Budgeting comes down to balancing your total income, your total expenses, and your savings. For most people, it makes sense to look at your expenses on a monthly basis.
The 50/30/20 budget is a great way to get started. This budget method sorts your expenses into three buckets — needs, wants, and savings. Here’s how it works:
What does this look like? If you make $4000 a month after taxes, $2000 would go toward essentials, $1200 toward discretionary spending, and $800 toward savings. Try out our budget calculator below to see how your budget stacks up.
Our budget calculator will divide your after-tax income into three categories: 50% for needs, 30% for wants, and 20% for savings.
Essential required expenses – including housing, utilities, and minimum debt payments.
May include expenses you don’t always need, such as restaurants, travel, or entertainment.
Should include emergency funds, retirement, and extra debt payments.
To figure out how much you can spend, you first need to calculate your monthly income, after taxes. This is most likely the number on your paycheck (with some light math, depending on your pay schedule).
Almost all nurses are eligible for overtime pay if they work over 40 hours a week, which can make this step a little tricky. It often makes sense to average overtime pay over a few paychecks and use that number.
If you have pre-tax deductions taken from your paycheck, like health insurance or retirement, you should add that money back in to have it count toward your total income calculation. This will give you a more holistic idea of where your money is going when you categorize expenses.

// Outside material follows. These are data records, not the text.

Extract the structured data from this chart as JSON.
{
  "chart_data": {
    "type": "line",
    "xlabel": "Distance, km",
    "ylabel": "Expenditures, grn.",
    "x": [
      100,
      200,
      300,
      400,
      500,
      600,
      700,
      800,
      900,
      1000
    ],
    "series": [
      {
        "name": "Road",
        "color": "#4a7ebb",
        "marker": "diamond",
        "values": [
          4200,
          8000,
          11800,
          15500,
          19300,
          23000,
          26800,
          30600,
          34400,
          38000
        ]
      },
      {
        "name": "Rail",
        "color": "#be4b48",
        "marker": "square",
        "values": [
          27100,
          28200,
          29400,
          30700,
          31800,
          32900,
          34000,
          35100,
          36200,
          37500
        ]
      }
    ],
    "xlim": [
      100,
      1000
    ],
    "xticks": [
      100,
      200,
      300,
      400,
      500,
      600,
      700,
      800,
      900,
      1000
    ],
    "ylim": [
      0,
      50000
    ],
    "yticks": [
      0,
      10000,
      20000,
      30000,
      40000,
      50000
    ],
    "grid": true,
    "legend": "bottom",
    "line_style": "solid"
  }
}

Next, think about your monthly expenses and write them all down. You can use a spreadsheet, write them on paper, or use a budgeting app.
If you’re having trouble remembering your expenses, start by recording the utilities you pay, as well as housing costs. Account for any hobbies or things you do for fun, like concerts and movies. Look at your credit card bills and bank statement. Check what you’re spending money on and inventory everything.
Remember the buckets from before? Now it’s time to categorize your expenses into those buckets. Look at the expenses from step 2 and categorize them all into needs and wants.
Now that you know what you’re spending your money on, you can see how that aligns (or doesn’t) with a 50/30/20 budget. Think of places where you can adjust your spending to better fit your budget and your goals overall.
This is a good opportunity to cut out expenses you don’t need, like subscriptions you’re not using. You may even be able to reduce your fixed expenses by negotiating with creditors for better rates, or by refinancing your student loans to a lower rate or lower monthly payment.
Now it’s time to think about what’s important to you. Consider your long- and short-term financial goals. Do you want to pursue an MSN in two years? Retire in ten? Write these things down, too.
Why are goals so important? Staying on track is easier if you know you’re taking concrete steps toward something you want.
Let’s look into the future. In this last step, look at the budget you created and see how it can help you meet your long-term goals.
Figure out how much you need for your goals. Realistically, how much should be in your savings account before you start taking classes for your MSN? What do you need to save to pay off student loans? This is the time to see how long it will take and adjust your budget if necessary.
Ready to get started budgeting? Remember, while it’s important to monitor your spending and stick to needs and wants budgets, you can always put more toward savings. Check in with your spending habits regularly, make sure you’re on track, and keep your goals in mind.